I kept explaining to people a sense of “spiritual angst” I was feeling over things like extreme poverty and the HIV/AIDS pandemic and patterns of racism that still exist in this country and around the world. Listeners didn’t latch onto that term, so I tried another: “It’s like a sense of divine frustration.” Blank stares came back at me. Something was obviously amiss. Those two words just didn’t connect with people. Spiritual angst and divine frustration didn’t arrest people in the same way the actual concept was arresting me. I kept at it and kept at it until finally, I landed on the phrase holy discontent.1 Once that label showed up, people went nuts. Finally, they could relate. Instinctively, they knew what it meant. And instantly, they wanted to know more. I was asked to give that talk all over the world, and it eventually became a book. Ah, the beautiful by-product of choosing the right words.
In one-on-one conversations, I exercise this same discipline. If I need to have a significant conversation with a colleague, I write down my thoughts in a journal before I ever step foot into the meeting room. The other person is probably going to remember only a few sentences from our conversation, so I want to work hard to select accurate phrases of note.

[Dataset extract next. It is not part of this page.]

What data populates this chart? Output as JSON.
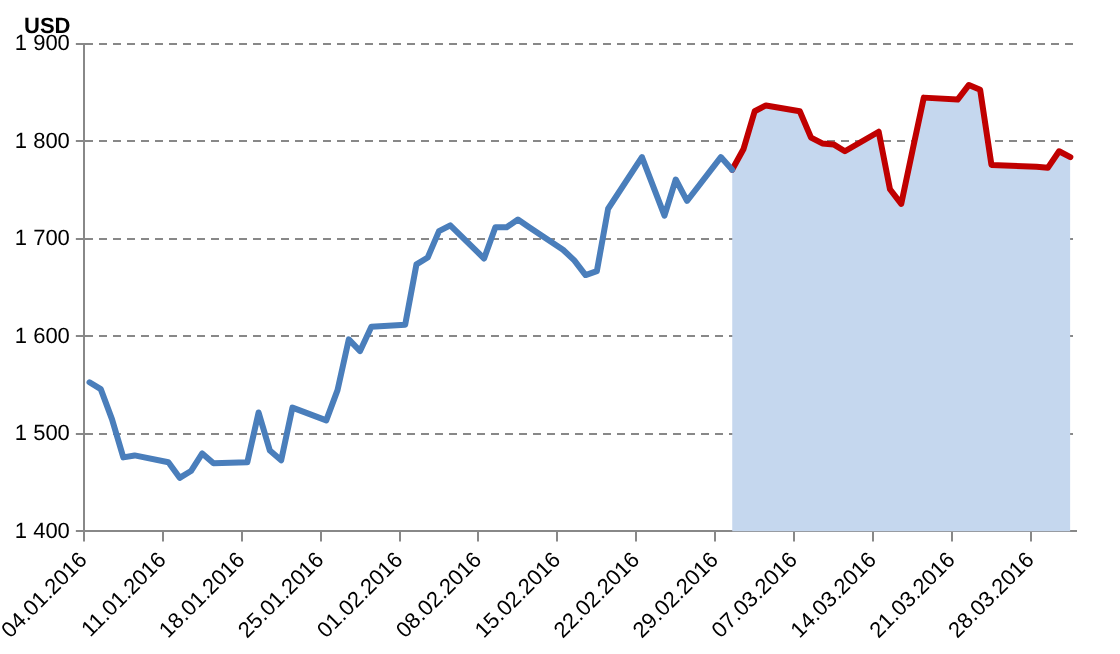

For instance, if a serious problem exists with an underperforming staff member—especially if that person has been confronted by others before my meeting with them—I might look at them and say, “This is your 911 call. What we’re dealing with right here, right now, carries with it the top level of urgency and importance. If this behavior does not change—immediately —you’ll be asked to leave our staff. This is what I want you to remember when you walk out of the room today. Nine-one-one … are we clear?”
We usually are.
In other situations in which the other person may believe the stakes are high when in fact they are not, I will relieve them early in the conversation by saying, “This subject is important, but please understand me: we are not in an emergency here. There are no blinking red lights, no wailing sirens, and no secret agents cleaning out your office while you’re in here. Are you with me?
“What I am saying,” I continue, “is that over a reasonable period of time your manager and I need to see dramatic improvement in this area. The only thing I’m after today is your strong commitment to improvement. Deal?”
Language matters! The right words will make vision talks soar. Carefully chosen phrases can make strategic plans sound like rally cries. Do the work, and you’ll experience the payoff.